GLOBAL

Preparing students to face the unknown unknowns
The complaint that international affairs education is in crisis is not new. Its most recent iteration came after the publication of the rankings of international studies programmes in the United States from the Teaching, Research and International Policy Project at the College of William and Mary.Earlier this year, two prominent international affairs scholars, Steve Walt and Frank Gavin, contributed to what seems to be a perennial discussion about the state of the field.

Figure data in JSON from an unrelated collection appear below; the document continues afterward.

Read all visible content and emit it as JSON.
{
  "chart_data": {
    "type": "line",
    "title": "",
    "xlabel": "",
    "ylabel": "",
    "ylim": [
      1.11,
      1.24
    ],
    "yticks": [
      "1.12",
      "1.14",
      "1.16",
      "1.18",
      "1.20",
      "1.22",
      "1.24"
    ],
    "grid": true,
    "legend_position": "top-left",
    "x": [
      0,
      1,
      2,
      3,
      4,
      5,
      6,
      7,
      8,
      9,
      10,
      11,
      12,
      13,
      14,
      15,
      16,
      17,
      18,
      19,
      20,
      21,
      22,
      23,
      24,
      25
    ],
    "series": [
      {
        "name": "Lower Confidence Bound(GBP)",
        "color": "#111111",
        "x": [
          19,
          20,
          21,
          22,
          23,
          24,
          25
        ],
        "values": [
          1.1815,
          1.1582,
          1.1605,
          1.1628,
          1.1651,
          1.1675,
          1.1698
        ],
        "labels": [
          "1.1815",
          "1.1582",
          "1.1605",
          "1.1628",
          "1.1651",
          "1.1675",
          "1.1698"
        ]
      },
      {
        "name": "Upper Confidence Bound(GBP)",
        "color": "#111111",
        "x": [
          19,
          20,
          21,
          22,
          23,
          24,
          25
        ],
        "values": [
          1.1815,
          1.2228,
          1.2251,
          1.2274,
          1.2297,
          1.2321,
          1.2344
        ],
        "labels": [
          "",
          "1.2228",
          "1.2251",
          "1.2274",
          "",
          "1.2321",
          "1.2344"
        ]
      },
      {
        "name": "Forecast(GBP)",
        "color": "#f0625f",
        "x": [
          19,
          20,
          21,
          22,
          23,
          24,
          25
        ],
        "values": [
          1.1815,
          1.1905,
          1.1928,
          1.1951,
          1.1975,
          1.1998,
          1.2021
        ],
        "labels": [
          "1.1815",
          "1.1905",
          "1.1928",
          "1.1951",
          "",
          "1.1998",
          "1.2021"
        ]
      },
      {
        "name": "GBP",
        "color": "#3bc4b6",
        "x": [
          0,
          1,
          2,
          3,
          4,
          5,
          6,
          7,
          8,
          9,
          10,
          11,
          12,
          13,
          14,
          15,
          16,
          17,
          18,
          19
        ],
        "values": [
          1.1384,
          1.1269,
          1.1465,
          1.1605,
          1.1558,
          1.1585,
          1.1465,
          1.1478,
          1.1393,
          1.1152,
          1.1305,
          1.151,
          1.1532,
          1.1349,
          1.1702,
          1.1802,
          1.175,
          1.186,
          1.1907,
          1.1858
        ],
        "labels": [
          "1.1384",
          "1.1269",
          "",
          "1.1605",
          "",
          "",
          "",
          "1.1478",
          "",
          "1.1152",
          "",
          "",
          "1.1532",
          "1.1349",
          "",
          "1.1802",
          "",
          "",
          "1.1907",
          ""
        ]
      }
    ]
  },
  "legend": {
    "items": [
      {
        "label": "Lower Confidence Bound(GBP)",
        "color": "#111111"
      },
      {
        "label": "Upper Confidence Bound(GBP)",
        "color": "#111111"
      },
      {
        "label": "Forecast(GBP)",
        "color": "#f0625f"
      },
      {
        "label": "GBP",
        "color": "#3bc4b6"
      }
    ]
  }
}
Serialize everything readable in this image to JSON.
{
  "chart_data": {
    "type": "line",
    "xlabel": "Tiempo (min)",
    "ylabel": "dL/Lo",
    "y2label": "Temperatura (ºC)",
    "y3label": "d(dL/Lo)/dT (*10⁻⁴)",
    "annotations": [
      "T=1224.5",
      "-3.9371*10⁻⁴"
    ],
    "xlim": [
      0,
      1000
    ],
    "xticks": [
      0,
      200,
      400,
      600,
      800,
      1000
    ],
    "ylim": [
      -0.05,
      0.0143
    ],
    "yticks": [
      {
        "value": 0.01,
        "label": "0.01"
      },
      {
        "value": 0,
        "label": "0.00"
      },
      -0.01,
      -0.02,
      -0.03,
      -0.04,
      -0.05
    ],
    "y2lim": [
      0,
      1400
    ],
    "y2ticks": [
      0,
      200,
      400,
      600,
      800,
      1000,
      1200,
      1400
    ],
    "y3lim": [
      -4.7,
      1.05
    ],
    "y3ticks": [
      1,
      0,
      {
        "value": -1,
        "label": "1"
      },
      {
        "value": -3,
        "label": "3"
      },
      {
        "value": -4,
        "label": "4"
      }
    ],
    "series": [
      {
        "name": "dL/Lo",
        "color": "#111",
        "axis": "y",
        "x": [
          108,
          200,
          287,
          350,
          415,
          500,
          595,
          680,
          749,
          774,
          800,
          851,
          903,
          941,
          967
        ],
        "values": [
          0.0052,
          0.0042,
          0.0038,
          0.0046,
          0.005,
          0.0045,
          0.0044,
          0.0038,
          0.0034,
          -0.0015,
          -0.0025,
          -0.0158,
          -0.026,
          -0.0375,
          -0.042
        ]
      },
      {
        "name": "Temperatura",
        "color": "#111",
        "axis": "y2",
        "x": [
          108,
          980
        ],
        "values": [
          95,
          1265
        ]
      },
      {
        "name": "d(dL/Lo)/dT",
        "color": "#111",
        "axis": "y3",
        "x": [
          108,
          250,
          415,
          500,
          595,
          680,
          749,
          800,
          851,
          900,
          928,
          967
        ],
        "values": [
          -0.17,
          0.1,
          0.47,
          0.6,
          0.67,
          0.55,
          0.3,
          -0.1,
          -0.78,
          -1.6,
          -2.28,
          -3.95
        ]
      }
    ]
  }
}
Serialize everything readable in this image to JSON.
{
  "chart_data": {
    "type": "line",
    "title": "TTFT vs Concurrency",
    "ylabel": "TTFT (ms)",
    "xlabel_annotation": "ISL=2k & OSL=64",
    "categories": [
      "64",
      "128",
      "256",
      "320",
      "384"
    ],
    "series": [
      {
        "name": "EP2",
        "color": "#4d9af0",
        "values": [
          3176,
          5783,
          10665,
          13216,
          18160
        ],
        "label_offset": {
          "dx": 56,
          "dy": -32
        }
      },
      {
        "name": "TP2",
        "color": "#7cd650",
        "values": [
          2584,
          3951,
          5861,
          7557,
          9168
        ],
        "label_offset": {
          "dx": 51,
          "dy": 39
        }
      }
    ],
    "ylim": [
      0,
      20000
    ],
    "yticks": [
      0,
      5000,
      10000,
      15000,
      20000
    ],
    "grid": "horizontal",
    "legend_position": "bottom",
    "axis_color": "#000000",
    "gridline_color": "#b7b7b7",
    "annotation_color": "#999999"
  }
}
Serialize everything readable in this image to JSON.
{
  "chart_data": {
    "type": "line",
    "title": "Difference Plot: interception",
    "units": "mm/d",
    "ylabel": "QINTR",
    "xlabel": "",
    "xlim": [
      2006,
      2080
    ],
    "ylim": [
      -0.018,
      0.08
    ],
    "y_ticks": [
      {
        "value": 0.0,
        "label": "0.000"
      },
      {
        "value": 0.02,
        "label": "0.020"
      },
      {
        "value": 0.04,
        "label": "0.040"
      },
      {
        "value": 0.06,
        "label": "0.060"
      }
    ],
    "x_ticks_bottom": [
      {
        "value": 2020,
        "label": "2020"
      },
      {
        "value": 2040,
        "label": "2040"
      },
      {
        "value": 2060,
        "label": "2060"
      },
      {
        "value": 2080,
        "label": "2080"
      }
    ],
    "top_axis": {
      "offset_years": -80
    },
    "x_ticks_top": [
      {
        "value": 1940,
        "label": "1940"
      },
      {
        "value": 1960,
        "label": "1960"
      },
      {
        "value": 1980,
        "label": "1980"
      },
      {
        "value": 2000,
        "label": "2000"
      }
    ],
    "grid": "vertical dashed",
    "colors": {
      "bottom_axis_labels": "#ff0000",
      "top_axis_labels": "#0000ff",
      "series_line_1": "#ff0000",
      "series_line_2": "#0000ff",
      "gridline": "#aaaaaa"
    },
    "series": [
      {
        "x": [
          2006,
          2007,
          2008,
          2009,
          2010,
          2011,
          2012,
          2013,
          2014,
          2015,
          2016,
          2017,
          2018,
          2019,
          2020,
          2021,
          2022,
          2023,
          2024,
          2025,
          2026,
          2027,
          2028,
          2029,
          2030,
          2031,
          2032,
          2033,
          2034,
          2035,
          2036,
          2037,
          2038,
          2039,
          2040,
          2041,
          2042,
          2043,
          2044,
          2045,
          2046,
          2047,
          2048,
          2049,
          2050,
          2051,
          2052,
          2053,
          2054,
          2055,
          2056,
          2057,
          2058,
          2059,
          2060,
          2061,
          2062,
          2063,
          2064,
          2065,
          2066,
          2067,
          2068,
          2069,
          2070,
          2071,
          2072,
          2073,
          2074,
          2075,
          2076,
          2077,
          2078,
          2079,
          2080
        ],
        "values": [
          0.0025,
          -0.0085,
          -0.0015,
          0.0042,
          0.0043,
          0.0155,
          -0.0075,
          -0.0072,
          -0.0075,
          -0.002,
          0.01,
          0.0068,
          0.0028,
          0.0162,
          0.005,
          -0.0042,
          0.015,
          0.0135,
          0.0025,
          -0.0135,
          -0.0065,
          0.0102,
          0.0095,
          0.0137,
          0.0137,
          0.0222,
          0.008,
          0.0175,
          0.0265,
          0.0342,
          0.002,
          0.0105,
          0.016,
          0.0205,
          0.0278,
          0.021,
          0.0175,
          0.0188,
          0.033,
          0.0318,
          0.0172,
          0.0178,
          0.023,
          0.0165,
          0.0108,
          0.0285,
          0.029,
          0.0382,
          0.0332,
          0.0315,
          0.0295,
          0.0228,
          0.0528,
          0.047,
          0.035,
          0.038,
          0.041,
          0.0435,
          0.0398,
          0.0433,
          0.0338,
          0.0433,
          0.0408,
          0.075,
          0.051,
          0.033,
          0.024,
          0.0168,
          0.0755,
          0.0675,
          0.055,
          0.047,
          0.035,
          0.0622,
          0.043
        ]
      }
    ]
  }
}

In his Foreign Policy article entitled “America’s IR Schools Are Broken”, Steve Walt argues that international studies education is in crisis because it doesn’t pay enough attention to history and theory.
Frank Gavin, in contrast, argues that the interdependent nature of the world calls decisively for people to study international affairs, and sees room to be optimistic about novel teaching practices in international studies programmes as long as those programmes free themselves from the constraints of academic disciplines.
Both Walt and Gavin, however, focus too narrowly and miss the bigger picture. The problem with international studies education today is that educators are encouraged or compelled to instil facts and to train their students in marketable skills. The goal, and what schools sell to their prospective students, is well-paying jobs upon graduation.
Certainly, there is nothing wrong with gainful employment. But too often, a focus on facts and skills crowds out the cultivation of judgment, which prepares students to deal with the ‘unknown unknowns’ of the future.
Our vocation as teachers is not, and has not been for some time now, to serve as mere ‘subject-matter experts’ or trainers in mental gymnastics. Instead, our most important role is to give students the opportunity to acquire and refine the critical intellectual dispositions that will allow them to take informed and defensible positions on complex issues.
And, unless we keep that vocation front and centre, we will fail to equip our students with the dispositions they need to tackle the challenges of the 21st century.
Preparing for unpredictability
Because our students are unlikely to work in a stable and unchanging environment, we must prepare them to confront fundamental uncertainties and unpredictable events. Facts and skills are insufficient.
They need to be able to exercise judgment, which goes beyond simply reciting historical facts or accomplishing some well-defined task. On the contrary, judgment is the capacity to thoughtfully select a course of action in the absence of definitive evidence or established plans. But how do you cultivate judgment?
Tools such as seminars can help here, since collectively wrestling with a complex issue over a common text can be a laboratory for developing and refining a capacity for judgment. Academic disciplines such as philosophy and sociology also deserve a prominent place in international studies education in order to help develop critical thinking and address questions of ethical values and social and cultural commitments.
Navigating an international environment characterised by an irreducible diversity of perspectives and traditions also requires the capacity to deal productively with these differences – cross-cultural and intercultural communication need to be central to an international education in the contemporary world.
Facing novel challenges
Implicit in the criticisms of Walt and Gavin is the notion that the role of higher education is still firmly bounded by a hierarchical relationship between academic knowledge and worldly practice. This is misleading. The real world is never going to look exactly like any of our academic accounts of it, and our most important task as teachers in international studies is to help our students develop the resilience and creative capacity to deal effectively with novel challenges.
This means giving them facts and skills, yes, but more importantly, it means giving them the opportunity to develop the capacity for judgment as to which facts and which skills matter when, in the fluid, dynamic and opaque environment of contemporary international affairs.
If we concentrate on our truest vocation – to instil in our students the habits of mind that will serve them in the wider world – we will come to realise that what is broken in our colleges and universities goes far beyond international studies.
The deeper problem is that higher education as a whole is in danger of losing the plot and becoming either a repository of facts or a mere adjunct to the world of work. International studies, as a field that is not and never has been a single academic discipline or even a purely academic field of study, but is also something more than mere job skills training, may indeed point the way to a more impactful future across the entire campus.
Patrick Thaddeus Jackson is professor of international studies and associate dean for curriculum and learning, School of International Service, American University, United States.